Jesus Smiles and Preacher Eyebrows
A Jesus Smile is that particular weird strained, artificially-happy smile worn by the very most toxic of Christians. While a pedosmile is a creeptastic smile associated with pedophiles who are thought to typically display them around children, a Jesus Smile is put on all the time in any context where the Christian wants to look as Jesus-filled as possible--and as credible, harmless, and joyful as possible. These are all traits that Christians think improve their chances of scoring a sale as well as increase their own standing in Christian culture.
When someone who's happy smiles, their faces do predictable--and often involuntary--things. An insincere smile only involves those facial muscles that people can actually control, while a sincere one uses all the muscles--even the uncontrollable ones.
A Duchenne smile is the sincere one.
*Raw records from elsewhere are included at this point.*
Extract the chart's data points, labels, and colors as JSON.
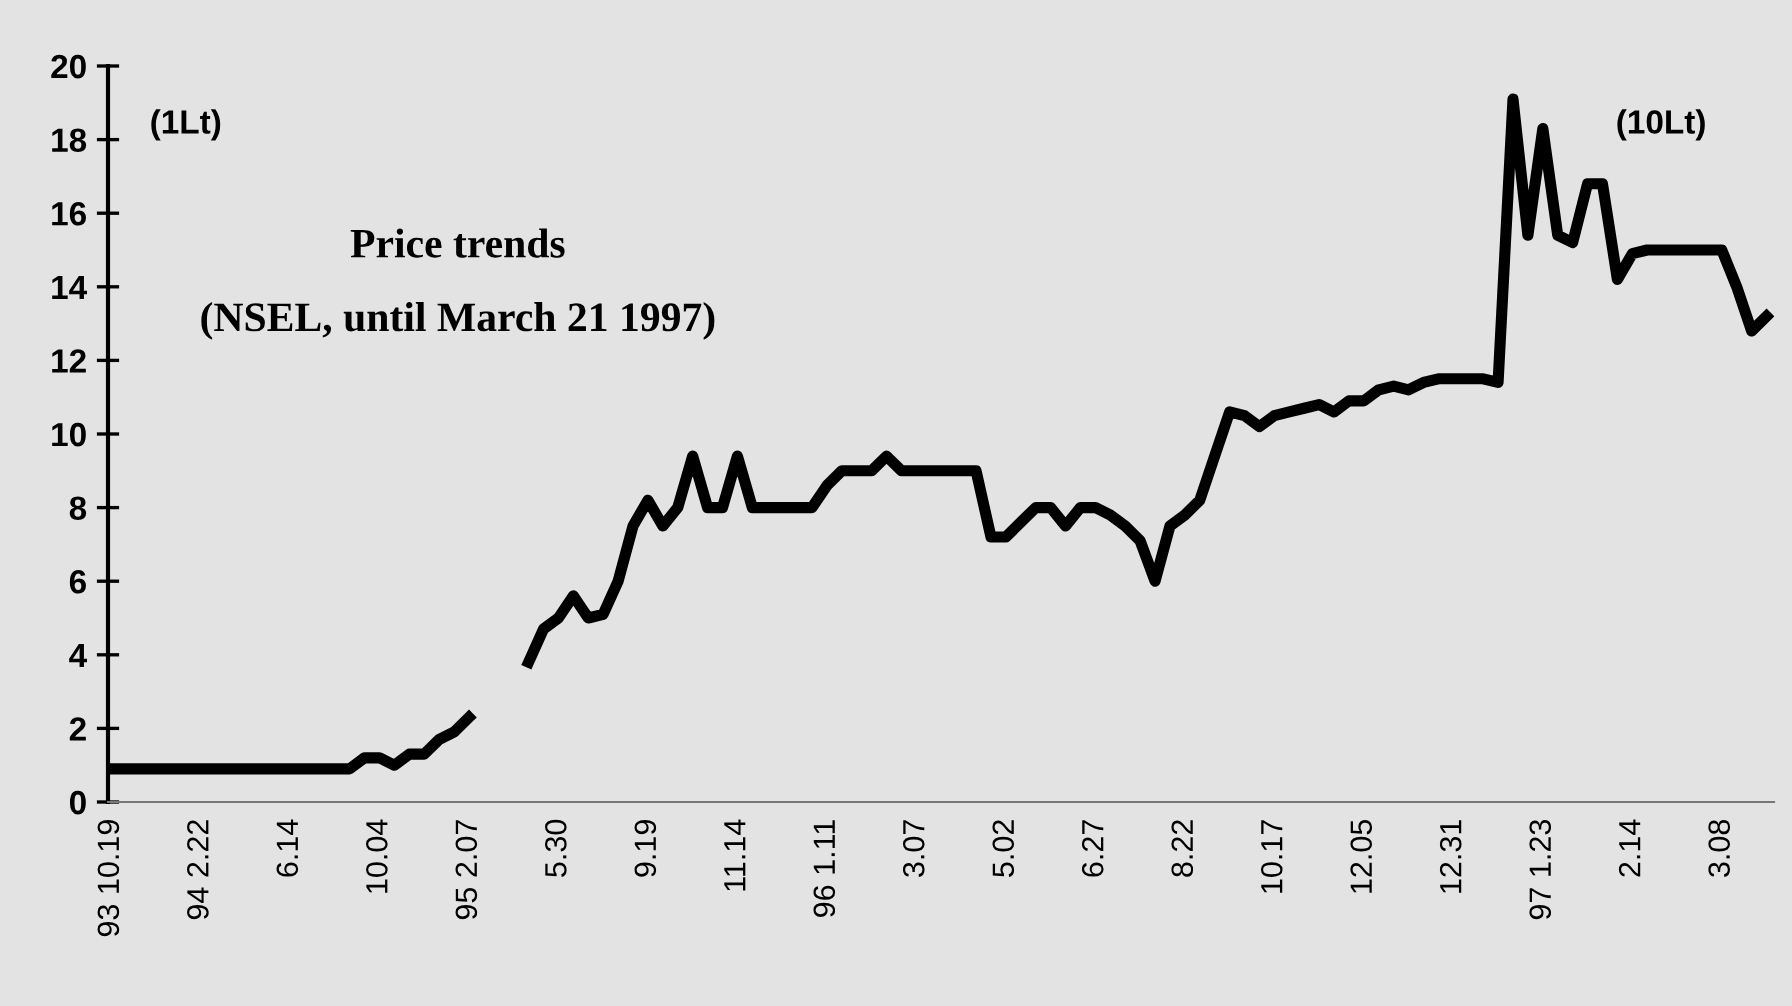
{
  "chart_data": {
    "type": "line",
    "title": "Price trends",
    "subtitle": "(NSEL, until March 21 1997)",
    "annotations": [
      "(1Lt)",
      "(10Lt)"
    ],
    "categories": [
      "93 10.19",
      null,
      null,
      null,
      null,
      null,
      "94 2.22",
      null,
      null,
      null,
      null,
      null,
      "6.14",
      null,
      null,
      null,
      null,
      null,
      "10.04",
      null,
      null,
      null,
      null,
      null,
      "95 2.07",
      null,
      null,
      null,
      null,
      null,
      "5.30",
      null,
      null,
      null,
      null,
      null,
      "9.19",
      null,
      null,
      null,
      null,
      null,
      "11.14",
      null,
      null,
      null,
      null,
      null,
      "96 1.11",
      null,
      null,
      null,
      null,
      null,
      "3.07",
      null,
      null,
      null,
      null,
      null,
      "5.02",
      null,
      null,
      null,
      null,
      null,
      "6.27",
      null,
      null,
      null,
      null,
      null,
      "8.22",
      null,
      null,
      null,
      null,
      null,
      "10.17",
      null,
      null,
      null,
      null,
      null,
      "12.05",
      null,
      null,
      null,
      null,
      null,
      "12.31",
      null,
      null,
      null,
      null,
      null,
      "97 1.23",
      null,
      null,
      null,
      null,
      null,
      "2.14",
      null,
      null,
      null,
      null,
      null,
      "3.08",
      null,
      null,
      null
    ],
    "series": [
      {
        "color": "#000000",
        "values": [
          0.9,
          0.9,
          0.9,
          0.9,
          0.9,
          0.9,
          0.9,
          0.9,
          0.9,
          0.9,
          0.9,
          0.9,
          0.9,
          0.9,
          0.9,
          0.9,
          0.9,
          1.2,
          1.2,
          1.0,
          1.3,
          1.3,
          1.7,
          1.9,
          2.3,
          null,
          null,
          null,
          3.8,
          4.7,
          5.0,
          5.6,
          5.0,
          5.1,
          6.0,
          7.5,
          8.2,
          7.5,
          8.0,
          9.4,
          8.0,
          8.0,
          9.4,
          8.0,
          8.0,
          8.0,
          8.0,
          8.0,
          8.6,
          9.0,
          9.0,
          9.0,
          9.4,
          9.0,
          9.0,
          9.0,
          9.0,
          9.0,
          9.0,
          7.2,
          7.2,
          7.6,
          8.0,
          8.0,
          7.5,
          8.0,
          8.0,
          7.8,
          7.5,
          7.1,
          6.0,
          7.5,
          7.8,
          8.2,
          9.4,
          10.6,
          10.5,
          10.2,
          10.5,
          10.6,
          10.7,
          10.8,
          10.6,
          10.9,
          10.9,
          11.2,
          11.3,
          11.2,
          11.4,
          11.5,
          11.5,
          11.5,
          11.5,
          11.4,
          19.1,
          15.4,
          18.3,
          15.4,
          15.2,
          16.8,
          16.8,
          14.2,
          14.9,
          15.0,
          15.0,
          15.0,
          15.0,
          15.0,
          15.0,
          14.0,
          12.8,
          13.2
        ]
      }
    ],
    "ylim": [
      0,
      20
    ],
    "yticks": [
      0,
      2,
      4,
      6,
      8,
      10,
      12,
      14,
      16,
      18,
      20
    ],
    "grid": false,
    "legend": false,
    "marker": "none",
    "line_style": "solid"
  }
}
A non-sincere smile is often called a Pan Am smile (or a Botox smile) after the requirement for Pan American stewardess to smile all the time, even when they don't want to smile. Much the same requirement is laid upon Christians, particularly in the far-right variants. On the blog, I've talked before about the Duggar women's extremely forced-looking smiles.
People can tell the difference between a non-sincere smile and a sincere one--and the dissembling attempt to smile when good cheer is not actually felt can creep us out or even anger a lot of folks. (Though some people are happy to see even fake smiles!)
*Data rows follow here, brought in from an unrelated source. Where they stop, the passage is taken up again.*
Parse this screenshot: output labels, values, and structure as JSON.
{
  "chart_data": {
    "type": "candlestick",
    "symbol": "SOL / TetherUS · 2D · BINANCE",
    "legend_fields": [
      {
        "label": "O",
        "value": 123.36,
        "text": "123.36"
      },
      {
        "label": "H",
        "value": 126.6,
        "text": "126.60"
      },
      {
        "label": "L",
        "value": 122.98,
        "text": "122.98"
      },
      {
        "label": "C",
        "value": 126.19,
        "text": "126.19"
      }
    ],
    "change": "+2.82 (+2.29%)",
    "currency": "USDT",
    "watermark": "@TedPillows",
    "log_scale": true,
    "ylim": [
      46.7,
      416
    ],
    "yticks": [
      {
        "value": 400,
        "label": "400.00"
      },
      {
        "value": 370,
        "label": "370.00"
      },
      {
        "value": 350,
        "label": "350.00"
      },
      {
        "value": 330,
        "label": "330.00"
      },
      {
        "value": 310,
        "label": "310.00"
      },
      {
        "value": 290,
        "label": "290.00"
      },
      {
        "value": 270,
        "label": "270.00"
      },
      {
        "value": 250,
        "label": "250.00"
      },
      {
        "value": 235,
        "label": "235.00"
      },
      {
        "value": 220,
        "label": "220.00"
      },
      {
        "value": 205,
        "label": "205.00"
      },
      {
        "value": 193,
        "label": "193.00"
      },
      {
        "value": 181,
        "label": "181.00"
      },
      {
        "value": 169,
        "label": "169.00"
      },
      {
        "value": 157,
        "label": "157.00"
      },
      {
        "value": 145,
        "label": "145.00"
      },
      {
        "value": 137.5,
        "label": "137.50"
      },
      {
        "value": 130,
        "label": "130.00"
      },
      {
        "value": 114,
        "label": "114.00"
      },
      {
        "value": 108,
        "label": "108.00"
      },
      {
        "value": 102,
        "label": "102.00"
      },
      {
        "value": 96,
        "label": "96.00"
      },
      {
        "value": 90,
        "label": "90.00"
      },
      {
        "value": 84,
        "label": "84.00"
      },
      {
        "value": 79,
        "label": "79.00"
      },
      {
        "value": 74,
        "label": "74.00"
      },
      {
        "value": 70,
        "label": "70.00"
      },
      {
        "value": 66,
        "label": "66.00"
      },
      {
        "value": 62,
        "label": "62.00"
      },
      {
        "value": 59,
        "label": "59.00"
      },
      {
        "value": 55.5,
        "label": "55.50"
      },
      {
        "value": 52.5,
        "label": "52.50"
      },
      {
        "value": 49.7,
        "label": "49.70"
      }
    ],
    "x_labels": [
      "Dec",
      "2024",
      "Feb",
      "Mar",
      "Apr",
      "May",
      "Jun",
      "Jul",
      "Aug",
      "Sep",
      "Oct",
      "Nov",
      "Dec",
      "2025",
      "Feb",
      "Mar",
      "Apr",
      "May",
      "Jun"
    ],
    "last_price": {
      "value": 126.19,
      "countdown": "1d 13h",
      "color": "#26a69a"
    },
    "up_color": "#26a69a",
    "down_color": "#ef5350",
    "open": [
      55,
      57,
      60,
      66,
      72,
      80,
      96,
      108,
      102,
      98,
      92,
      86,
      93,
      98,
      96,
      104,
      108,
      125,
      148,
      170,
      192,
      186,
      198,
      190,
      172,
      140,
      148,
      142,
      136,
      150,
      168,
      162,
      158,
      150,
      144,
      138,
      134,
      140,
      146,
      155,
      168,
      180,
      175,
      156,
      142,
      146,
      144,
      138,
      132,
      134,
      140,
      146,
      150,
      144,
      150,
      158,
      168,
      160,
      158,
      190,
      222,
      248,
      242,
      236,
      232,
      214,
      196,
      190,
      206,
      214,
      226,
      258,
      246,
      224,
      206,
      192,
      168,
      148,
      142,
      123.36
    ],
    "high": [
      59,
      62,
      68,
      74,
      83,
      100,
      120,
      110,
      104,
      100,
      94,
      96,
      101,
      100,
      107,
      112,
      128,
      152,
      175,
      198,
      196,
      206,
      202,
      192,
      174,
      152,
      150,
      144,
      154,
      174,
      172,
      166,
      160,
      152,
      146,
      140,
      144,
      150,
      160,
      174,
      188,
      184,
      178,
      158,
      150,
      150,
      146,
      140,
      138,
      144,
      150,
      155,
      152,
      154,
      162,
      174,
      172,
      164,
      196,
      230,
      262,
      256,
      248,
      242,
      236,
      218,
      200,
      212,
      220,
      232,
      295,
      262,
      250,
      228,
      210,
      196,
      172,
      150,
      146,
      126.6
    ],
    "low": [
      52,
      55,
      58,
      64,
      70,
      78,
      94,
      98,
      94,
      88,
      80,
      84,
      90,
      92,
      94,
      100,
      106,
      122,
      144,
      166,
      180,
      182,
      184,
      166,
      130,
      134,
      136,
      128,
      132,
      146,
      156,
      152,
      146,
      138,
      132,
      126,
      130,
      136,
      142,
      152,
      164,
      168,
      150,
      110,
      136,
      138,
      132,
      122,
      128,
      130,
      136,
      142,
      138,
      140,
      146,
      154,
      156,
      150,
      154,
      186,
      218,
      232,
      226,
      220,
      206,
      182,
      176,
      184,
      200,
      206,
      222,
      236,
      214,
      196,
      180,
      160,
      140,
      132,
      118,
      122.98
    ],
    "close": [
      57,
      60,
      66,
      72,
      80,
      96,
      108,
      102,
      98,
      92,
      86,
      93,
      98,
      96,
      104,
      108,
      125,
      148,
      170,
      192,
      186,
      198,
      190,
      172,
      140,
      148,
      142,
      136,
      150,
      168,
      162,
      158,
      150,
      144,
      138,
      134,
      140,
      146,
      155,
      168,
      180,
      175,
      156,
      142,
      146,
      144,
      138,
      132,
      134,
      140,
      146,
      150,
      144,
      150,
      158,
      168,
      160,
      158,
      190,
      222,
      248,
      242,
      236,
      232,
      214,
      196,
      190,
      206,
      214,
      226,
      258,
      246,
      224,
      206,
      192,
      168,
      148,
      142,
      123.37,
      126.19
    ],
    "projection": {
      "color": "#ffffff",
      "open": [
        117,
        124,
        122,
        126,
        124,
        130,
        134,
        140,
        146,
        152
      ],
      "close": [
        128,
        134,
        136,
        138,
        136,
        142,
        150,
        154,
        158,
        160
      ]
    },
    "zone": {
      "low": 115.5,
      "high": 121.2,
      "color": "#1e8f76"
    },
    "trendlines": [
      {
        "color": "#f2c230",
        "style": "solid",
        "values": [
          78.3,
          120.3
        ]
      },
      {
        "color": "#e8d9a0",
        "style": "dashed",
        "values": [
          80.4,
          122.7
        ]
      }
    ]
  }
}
Kirk Cameron is the prototypical wearer of the Jesus Smile (note that he's been at it for so long that he's managed to give himself the weirdest crow's feet wrinkles on the planet):
Often we also talk about preacher eyebrows as well. Preacher eyebrows are the weirdly scrunched-up raised eyebrows worn by Christians who wish to appear super-sincere. For extra-dextra sincerity, preacher eyebrows are paired with abnormally-widened eyes and a slightly tilted-backward head.
Ted Cruz tends to wear both of these features, especially when he's campaigning. A neurologist notes that these features make the politician appear far less sincere to most observers. As that writeup puts it so well, "Seeing someone convey negative emotions (especially when they're trying not to) makes us subconsciously want to back away."